Accumulating evidence has shown that predialysis chronic kidney disease (CKD), or declined renal function, is an independent risk factor for death, cardiovascular events and stroke in the general population.1, 2, 3 Japan is rapidly becoming an aged society and the prevalence of CKD is high among the elderly.4 Accordingly, it is important to develop a therapeutic strategy for elderly patients with CKD.

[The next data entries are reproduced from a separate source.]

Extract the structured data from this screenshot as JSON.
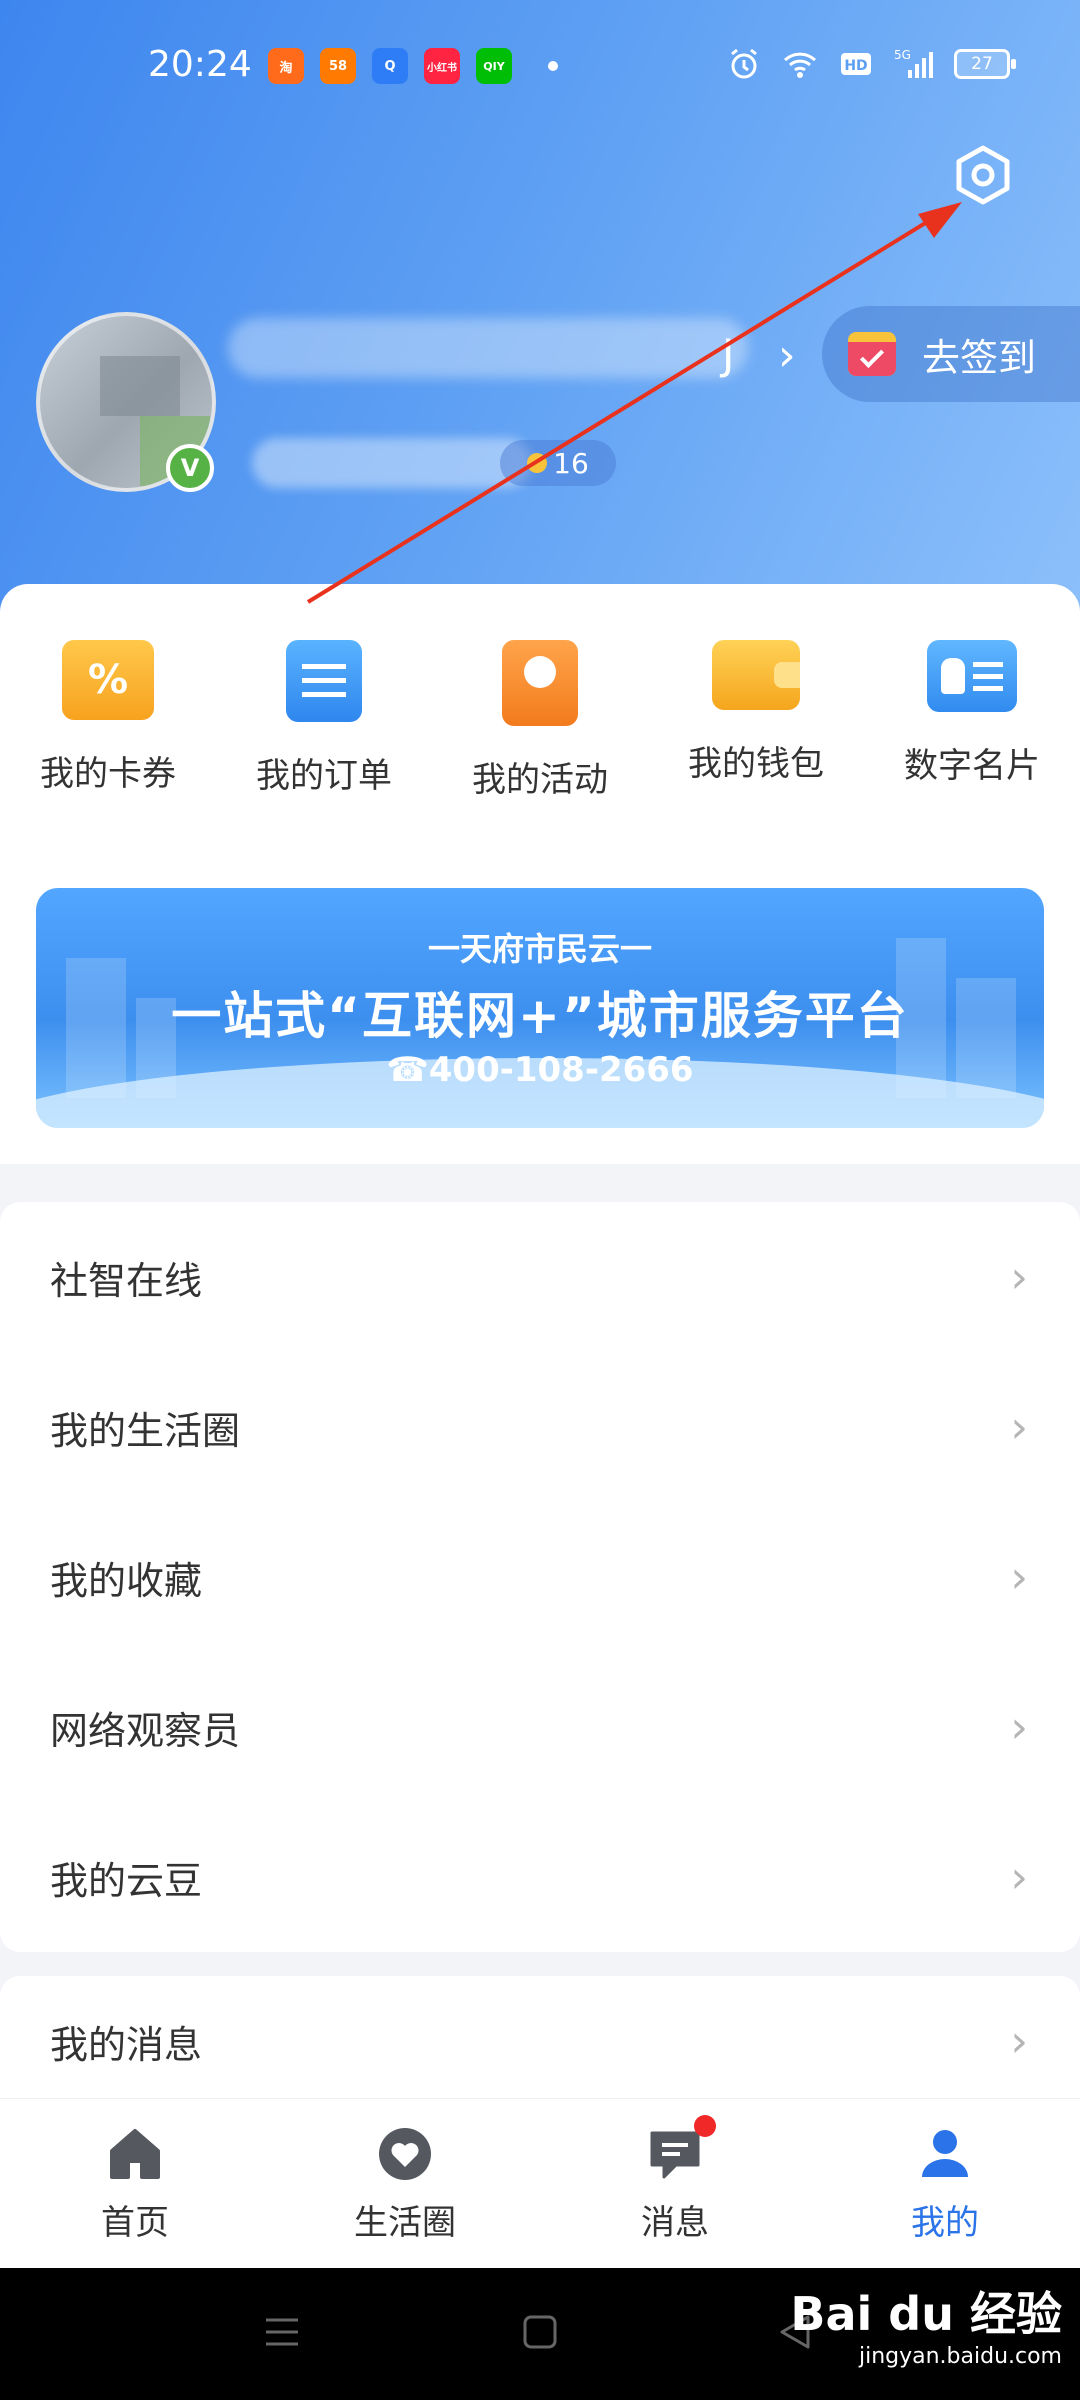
{
  "status_bar": {
    "time": "20:24",
    "apps": [
      {
        "name": "taobao-app-icon",
        "text": "淘",
        "color": "#ff6a1b"
      },
      {
        "name": "58-app-icon",
        "text": "58",
        "color": "#ff7a00"
      },
      {
        "name": "browser-app-icon",
        "text": "Q",
        "color": "#2f7df6"
      },
      {
        "name": "xiaohongshu-app-icon",
        "text": "小红书",
        "color": "#ff2442"
      },
      {
        "name": "iqiyi-app-icon",
        "text": "QIY",
        "color": "#00be06"
      }
    ],
    "battery": "27",
    "network": "5G"
  },
  "profile": {
    "name_visible_tail": "J",
    "level_value": "16"
  },
  "signin_label": "去签到",
  "quick_actions": [
    {
      "label": "我的卡券",
      "icon": "coupon-icon",
      "color": "#f7a21f"
    },
    {
      "label": "我的订单",
      "icon": "order-icon",
      "color": "#2f86ee"
    },
    {
      "label": "我的活动",
      "icon": "activity-icon",
      "color": "#f27b1c"
    },
    {
      "label": "我的钱包",
      "icon": "wallet-icon",
      "color": "#f5a51d"
    },
    {
      "label": "数字名片",
      "icon": "business-card-icon",
      "color": "#318bef"
    }
  ],
  "banner": {
    "line1": "一天府市民云一",
    "line2": "一站式“互联网+”城市服务平台",
    "line3": "☎400-108-2666"
  },
  "menu": [
    {
      "label": "社智在线"
    },
    {
      "label": "我的生活圈"
    },
    {
      "label": "我的收藏"
    },
    {
      "label": "网络观察员"
    },
    {
      "label": "我的云豆"
    }
  ],
  "menu_secondary": [
    {
      "label": "我的消息"
    }
  ],
  "tabs": [
    {
      "label": "首页",
      "icon": "home-icon"
    },
    {
      "label": "生活圈",
      "icon": "heart-circle-icon"
    },
    {
      "label": "消息",
      "icon": "message-icon",
      "badge": true
    },
    {
      "label": "我的",
      "icon": "person-icon",
      "active": true
    }
  ],
  "watermark": {
    "brand": "Bai du 经验",
    "url": "jingyan.baidu.com"
  },
  "colors": {
    "accent": "#2a73e8",
    "header_start": "#3e86ef",
    "header_end": "#8cc0fb",
    "annotation_arrow": "#e8321e"
  }
}
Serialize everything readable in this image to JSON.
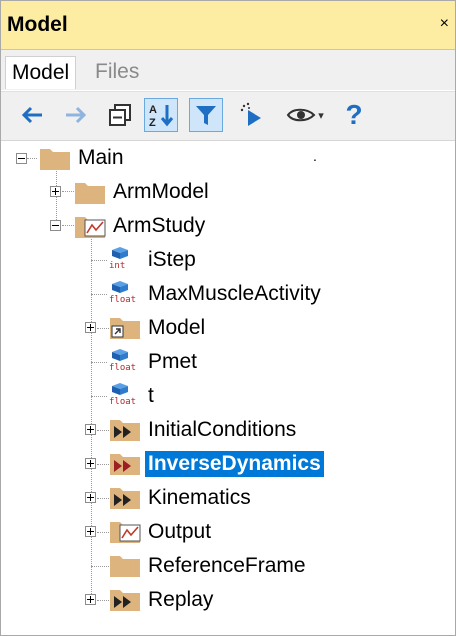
{
  "panel": {
    "title": "Model",
    "close_glyph": "×"
  },
  "tabs": [
    {
      "label": "Model",
      "active": true
    },
    {
      "label": "Files",
      "active": false
    }
  ],
  "toolbar": {
    "buttons": [
      {
        "name": "back-arrow-icon"
      },
      {
        "name": "forward-arrow-icon"
      },
      {
        "name": "collapse-all-icon"
      },
      {
        "name": "sort-az-icon",
        "text": "A Z",
        "toggled": true
      },
      {
        "name": "filter-icon",
        "toggled": true
      },
      {
        "name": "run-cursor-icon"
      },
      {
        "name": "eye-icon",
        "dropdown": "▾"
      },
      {
        "name": "help-icon",
        "text": "?"
      }
    ]
  },
  "tree": {
    "root": {
      "label": "Main",
      "dot": "."
    },
    "armmodel": {
      "label": "ArmModel"
    },
    "armstudy": {
      "label": "ArmStudy"
    },
    "istep": {
      "label": "iStep",
      "type": "int"
    },
    "maxmuscle": {
      "label": "MaxMuscleActivity",
      "type": "float"
    },
    "model": {
      "label": "Model"
    },
    "pmet": {
      "label": "Pmet",
      "type": "float"
    },
    "t": {
      "label": "t",
      "type": "float"
    },
    "initialconditions": {
      "label": "InitialConditions"
    },
    "inversedynamics": {
      "label": "InverseDynamics",
      "selected": true
    },
    "kinematics": {
      "label": "Kinematics"
    },
    "output": {
      "label": "Output"
    },
    "referenceframe": {
      "label": "ReferenceFrame"
    },
    "replay": {
      "label": "Replay"
    }
  },
  "colors": {
    "title_bg": "#fdeda3",
    "accent_blue": "#1e6fc4",
    "selection": "#0078d7",
    "folder": "#ddb47e",
    "type_red": "#b0292c"
  }
}
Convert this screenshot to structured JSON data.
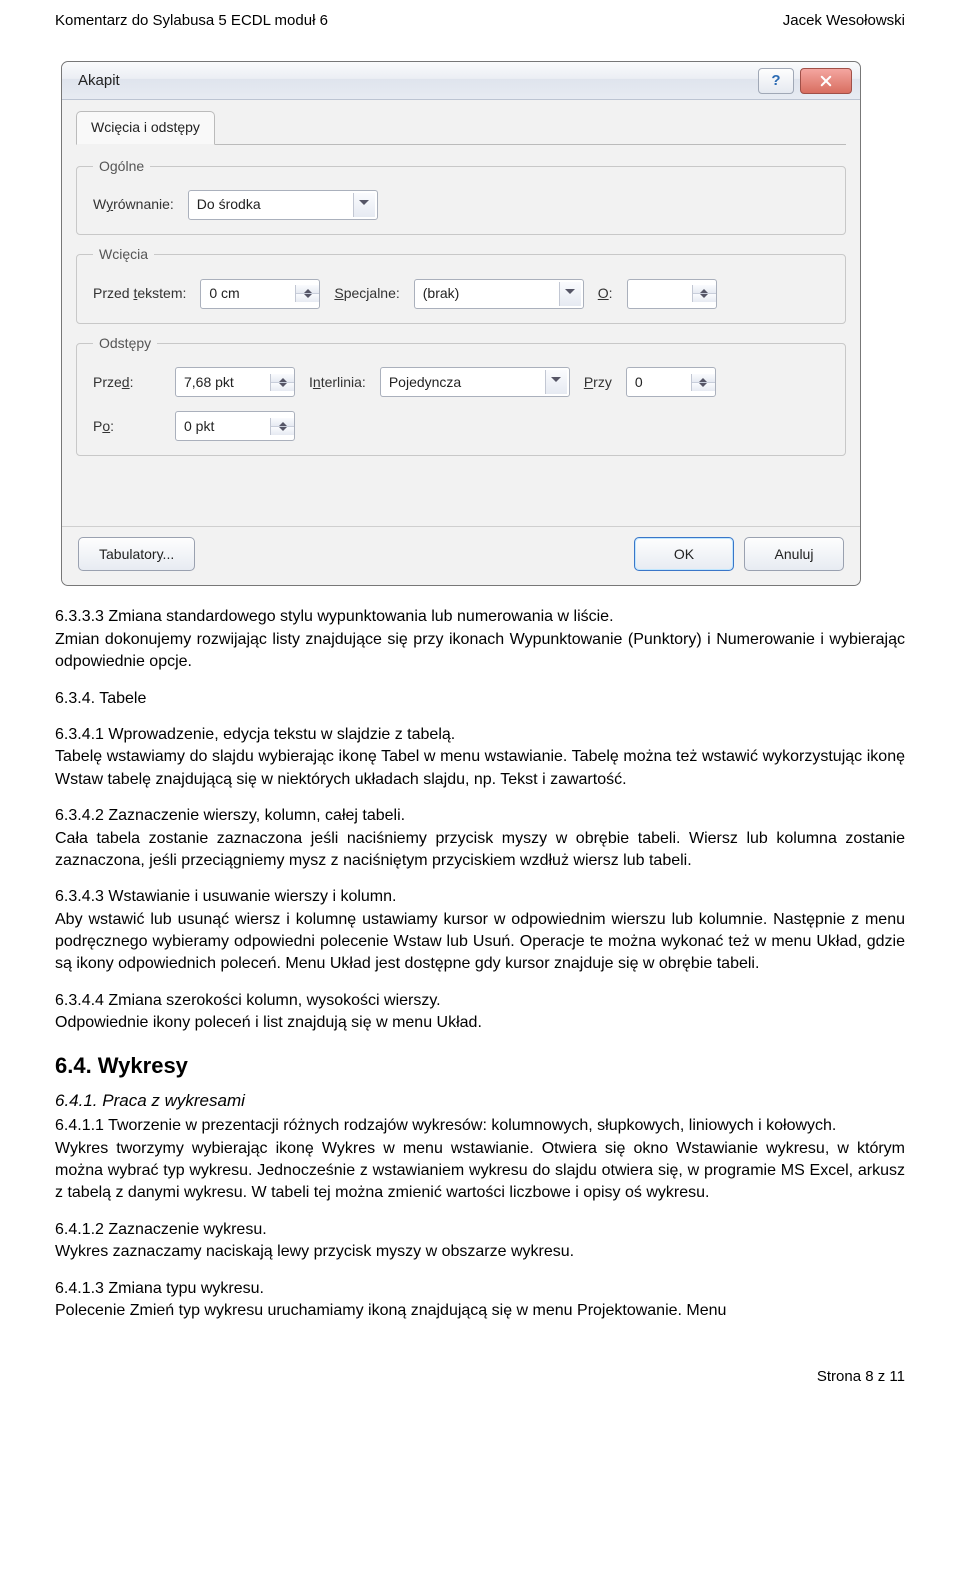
{
  "header": {
    "left": "Komentarz do Sylabusa 5 ECDL moduł 6",
    "right": "Jacek Wesołowski"
  },
  "dialog": {
    "title": "Akapit",
    "tab_label": "Wcięcia i odstępy",
    "groups": {
      "general": {
        "legend": "Ogólne",
        "align_label": "Wyrównanie:",
        "align_value": "Do środka"
      },
      "indent": {
        "legend": "Wcięcia",
        "before_text_label": "Przed tekstem:",
        "before_text_value": "0 cm",
        "special_label": "Specjalne:",
        "special_value": "(brak)",
        "o_label": "O:",
        "o_value": ""
      },
      "spacing": {
        "legend": "Odstępy",
        "before_label": "Przed:",
        "before_value": "7,68 pkt",
        "interline_label": "Interlinia:",
        "interline_value": "Pojedyncza",
        "at_label": "Przy",
        "at_value": "0",
        "after_label": "Po:",
        "after_value": "0 pkt"
      }
    },
    "buttons": {
      "tabs": "Tabulatory...",
      "ok": "OK",
      "cancel": "Anuluj"
    }
  },
  "body": {
    "p1_title": "6.3.3.3 Zmiana standardowego stylu wypunktowania lub numerowania w liście.",
    "p1_text": "Zmian dokonujemy rozwijając listy znajdujące się przy ikonach Wypunktowanie (Punktory) i Numerowanie i wybierając odpowiednie opcje.",
    "p2_title": "6.3.4. Tabele",
    "p3_title": "6.3.4.1 Wprowadzenie, edycja tekstu w slajdzie z tabelą.",
    "p3_text": "Tabelę wstawiamy do slajdu wybierając ikonę Tabel w menu wstawianie. Tabelę można też wstawić wykorzystując ikonę Wstaw tabelę znajdującą się w niektórych układach slajdu, np. Tekst i zawartość.",
    "p4_title": "6.3.4.2 Zaznaczenie wierszy, kolumn, całej tabeli.",
    "p4_text": "Cała tabela zostanie zaznaczona jeśli naciśniemy przycisk myszy w obrębie tabeli. Wiersz lub kolumna zostanie zaznaczona, jeśli przeciągniemy mysz z naciśniętym przyciskiem wzdłuż wiersz lub tabeli.",
    "p5_title": "6.3.4.3 Wstawianie i usuwanie wierszy i kolumn.",
    "p5_text": "Aby wstawić lub usunąć wiersz i kolumnę ustawiamy kursor w odpowiednim wierszu lub kolumnie. Następnie z menu podręcznego wybieramy odpowiedni polecenie Wstaw lub Usuń. Operacje te można wykonać też w menu Układ, gdzie są ikony odpowiednich poleceń. Menu Układ jest dostępne gdy kursor znajduje się w obrębie tabeli.",
    "p6_title": "6.3.4.4 Zmiana szerokości kolumn, wysokości wierszy.",
    "p6_text": "Odpowiednie ikony poleceń i list znajdują się w menu Układ.",
    "h64": "6.4. Wykresy",
    "h641": "6.4.1. Praca z wykresami",
    "p7_title": "6.4.1.1 Tworzenie w prezentacji różnych rodzajów wykresów: kolumnowych, słupkowych, liniowych i kołowych.",
    "p7_text": "Wykres tworzymy wybierając ikonę Wykres w menu wstawianie. Otwiera się okno Wstawianie wykresu, w którym można wybrać typ wykresu. Jednocześnie z wstawianiem wykresu do slajdu otwiera się, w programie MS Excel, arkusz z tabelą z danymi wykresu. W tabeli tej można zmienić wartości liczbowe i opisy oś wykresu.",
    "p8_title": "6.4.1.2 Zaznaczenie wykresu.",
    "p8_text": "Wykres zaznaczamy naciskają lewy przycisk myszy w obszarze wykresu.",
    "p9_title": "6.4.1.3 Zmiana typu wykresu.",
    "p9_text": "Polecenie Zmień typ wykresu uruchamiamy ikoną znajdującą się w menu Projektowanie. Menu"
  },
  "footer": "Strona 8 z 11"
}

As hypertension is a classical risk factor for CKD occurrence and progression, proper control of blood pressure (BP) could be regarded as a first-line therapeutic strategy. Unfortunately, the beneficial effect of strict BP control in the elderly is unclear. For example, very recently, the JATOS (the Japanese Trial to Assess Optimal Systolic Blood Pressure in Elderly Hypertensive Patients) study failed to show a beneficial (including renoprotective) effect of strict BP control (systolic BP <140 mm Hg).5

One possible hypothesis is that using home BP monitoring could be an effective strategy to determine the optimal BP level. Several reports have shown that BP measured at home has superior predictive value for mortality, cardiovascular events6 and stroke,7, 8 and screening value for asymptomatic cerebral ischemia9 and CKD.10 In addition, a previous study showed that home-measured BP is better than clinic-measured BP at predicting the progression of disease in ‘general’ CKD patients.11

In an article appearing in this issue, Okada et al.12 used home BP monitoring, and assessed the prognostic value of home BP (morning and evening) and casual BP for renal and cardiovascular outcome in elderly CKD patients (age ⩾70 years). Using the Cox proportional hazards model, Okada et al. showed that home (both morning and evening), but not casual, systolic BP was significantly associated with an increased risk of renal end point. The authors suggest that home BP monitoring may be useful for the detection of renal prognosis in elderly CKD patients. Results were confirmed not only by performing multiple measurements of home BP (7 days), but also by performing the same number of measurements as the casual BP (twice). Therefore, it is suggested that the superior prognostic value of home BP is not due to the number of measurements; however, other contributing factors may include the lack of the white-coat effect or the timing of BP measurement (in early morning or late evening).

Although this study failed to elucidate the optimal target level of home BP (probably owing to the small cohort size; n=104), it succeeded in suggesting that home-based BP control could improve the renal prognosis of CKD even in the elderly. The optimal home-measured BP and the putative suppression of CKD in the elderly by therapeutic intervention remain issues that must be elucidated by future studies.